The Baby Boomer generation was largely responsible for launching the technological age we now take for granted. This required that Boomers continually adapted to change in order to stay relevant as the workplace became more technologically mechanized.
Millennials, on the other hand, don’t know life without computers and the Internet. But that doesn’t mean they don’t also need to continually adapt to change. In fact, it may be that their generation has experienced and will continue to experience more and more rapid change than those who preceded them.
Adapting to change should ultimately be seen as a way of being. This is not only true with regard to technological skills, but also business processes and the skills of interpersonal relationships, leadership development, and other soft skills. Lifelong learning requires maintaining curiosity and a beginner’s mind.
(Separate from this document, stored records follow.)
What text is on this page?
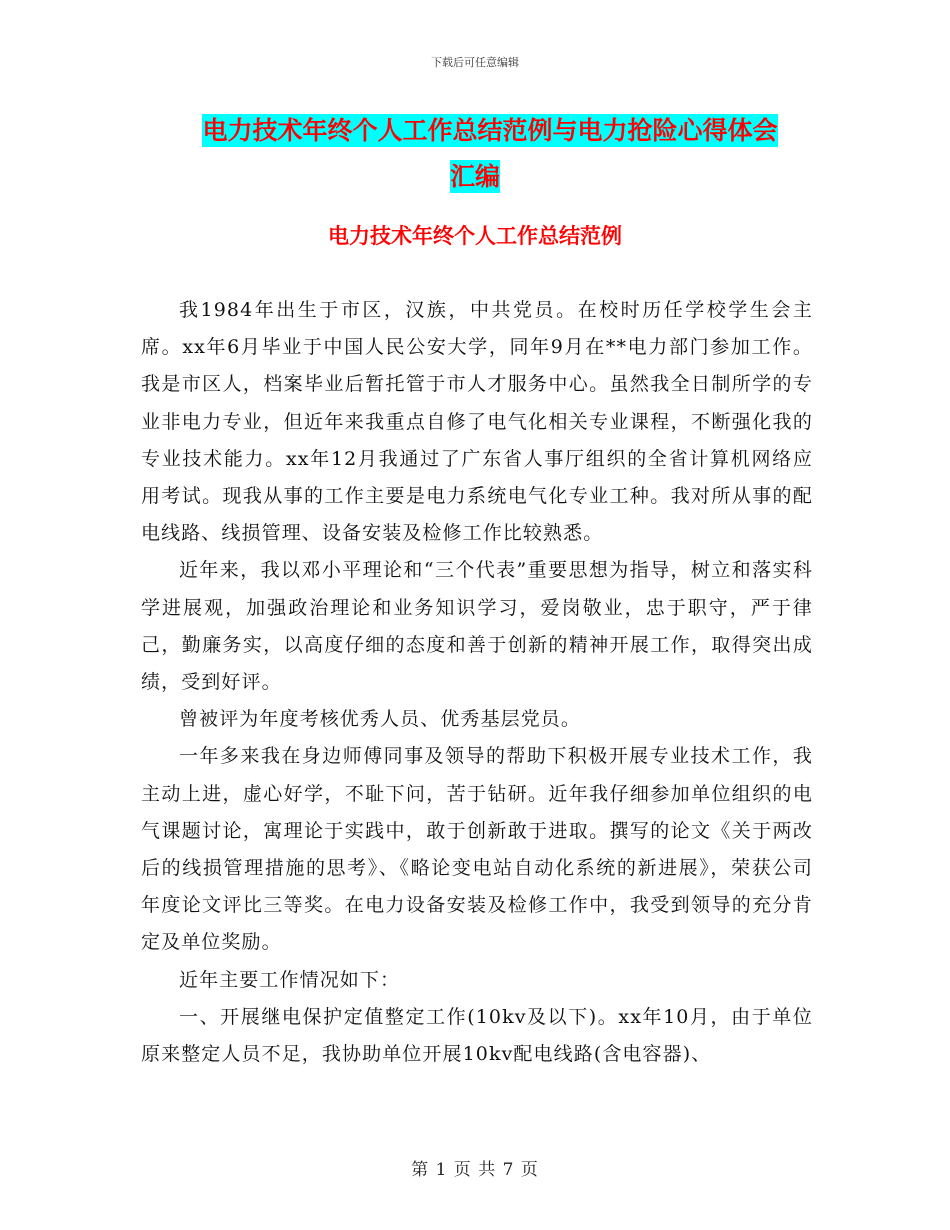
下载后可任意编辑
电力技术年终个人工作总结范例与电力抢险心得体会
汇编
电力技术年终个人工作总结范例

我1984年出生于市区，汉族，中共党员。在校时历任学校学生会主席。xx年6月毕业于中国人民公安大学，同年9月在**电力部门参加工作。我是市区人，档案毕业后暂托管于市人才服务中心。虽然我全日制所学的专业非电力专业，但近年来我重点自修了电气化相关专业课程，不断强化我的专业技术能力。xx年12月我通过了广东省人事厅组织的全省计算机网络应用考试。现我从事的工作主要是电力系统电气化专业工种。我对所从事的配电线路、线损管理、设备安装及检修工作比较熟悉。

近年来，我以邓小平理论和“三个代表”重要思想为指导，树立和落实科学进展观，加强政治理论和业务知识学习，爱岗敬业，忠于职守，严于律己，勤廉务实，以高度仔细的态度和善于创新的精神开展工作，取得突出成绩，受到好评。

曾被评为年度考核优秀人员、优秀基层党员。

一年多来我在身边师傅同事及领导的帮助下积极开展专业技术工作，我主动上进，虚心好学，不耻下问，苦于钻研。近年我仔细参加单位组织的电气课题讨论，寓理论于实践中，敢于创新敢于进取。撰写的论文《关于两改后的线损管理措施的思考》、《略论变电站自动化系统的新进展》，荣获公司年度论文评比三等奖。在电力设备安装及检修工作中，我受到领导的充分肯定及单位奖励。

近年主要工作情况如下：

一、开展继电保护定值整定工作(10kv及以下)。xx年10月，由于单位原来整定人员不足，我协助单位开展10kv配电线路(含电容器)、

第 1 页 共 7 页
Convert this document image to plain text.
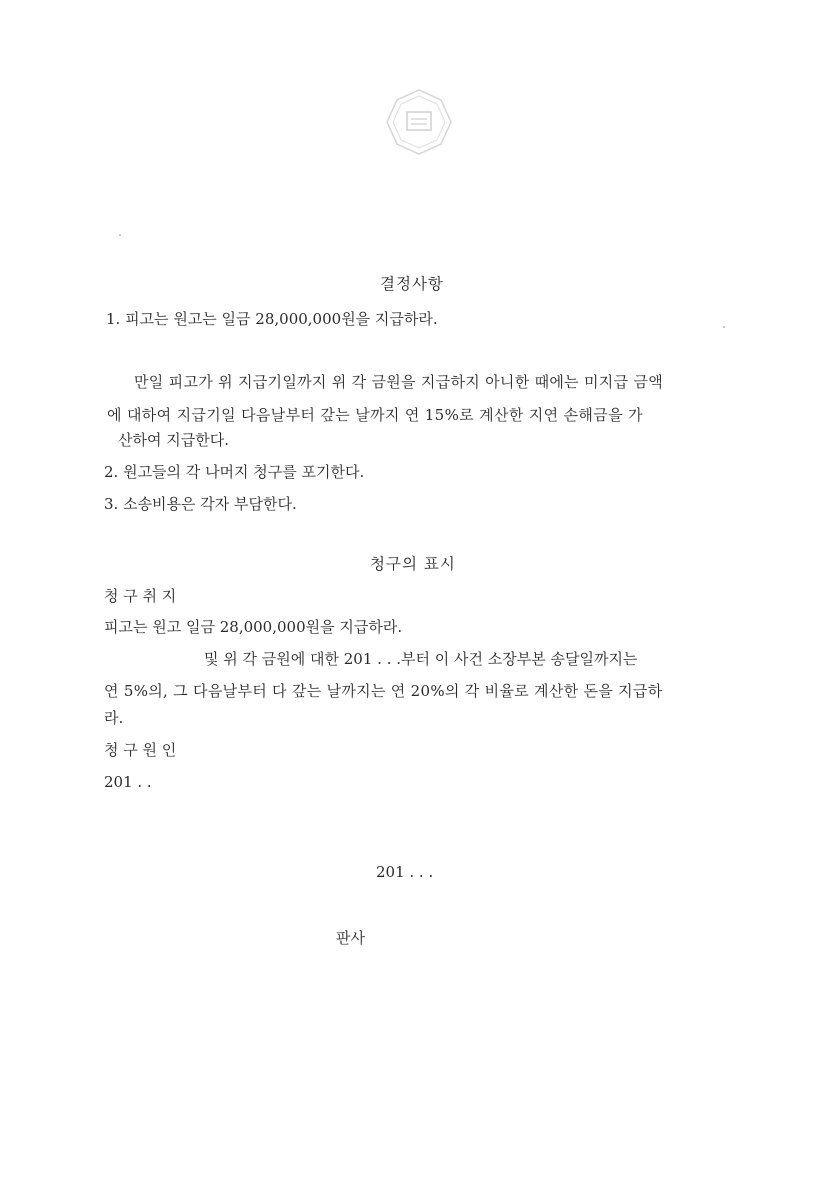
결정사항

1. 피고는 원고는 일금 28,000,000원을 지급하라.

만일 피고가 위 지급기일까지 위 각 금원을 지급하지 아니한 때에는 미지급 금액

에 대하여 지급기일 다음날부터 갚는 날까지 연 15%로 계산한 지연 손해금을 가

산하여 지급한다.

2. 원고들의 각 나머지 청구를 포기한다.

3. 소송비용은 각자 부담한다.

청구의 표시

청 구 취 지

피고는 원고 일금 28,000,000원을 지급하라.

및 위 각 금원에 대한 201 . . .부터 이 사건 소장부본 송달일까지는

연 5%의, 그 다음날부터 다 갚는 날까지는 연 20%의 각 비율로 계산한 돈을 지급하

라.

청 구 원 인

201 . .

201 . . .

판사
With that, I offer a few thoughts on what may be helpful to Millennials as they navigate the workplace not only with outgoing Baby Boomers, but also Generation Xers and their fellow Millennials.
Communicating effectively requires choosing the appropriate medium and using the correct message. Don’t assume that an emoji-ridden text message will be appropriate when in fact a face-to-face conversation is necessary. And a true conversation requires listening as well as speaking. It demands your full attention to be most effective. While everyone lists “excellent communication skills” on the resume, very few people are truly excellent at it. Make it a practice to continually hone your ability to write, speak and listen effectively.
Unlike previous generations, Millennials have been taught from early on to work and learn in groups. Collaboration is especially valuable in today’s workplace because most of the work is completed by groups of people. These groups are also more diverse and your ability to get along with your coworkers will determine how effective the group is at accomplishing its goals. This will require shared respect, trust, and effective communication. Make it a practice to continually learn how to navigate these relationships effectively.
The modern workplace requires more self-reliance and therefore it’s important for you to take responsibility for your career. Accept that no one is going to determine your success or failure more than you are. While you will likely always have a boss, it is up to you to determine the level of direction and support you need in order to succeed at what you do. You need to take responsibility for continually communicating this to your boss. And understand that though you may be used to and feel you require constant feedback for how you’re doing, that may not be a priority or general practice of your boss. Be accountable for what you need to do your job and to advance your career.
Finally, as I’ve learned in my nearly 40 years of work, it is vitally important to stay authentic and live your values. There may be a time when you will need to make a change because where you work or what you do comes in conflict with who you are. Life is short and therefore you should do whatever you need to do to align who you are with what you do. And remember: Love people and use things. Because the opposite never works.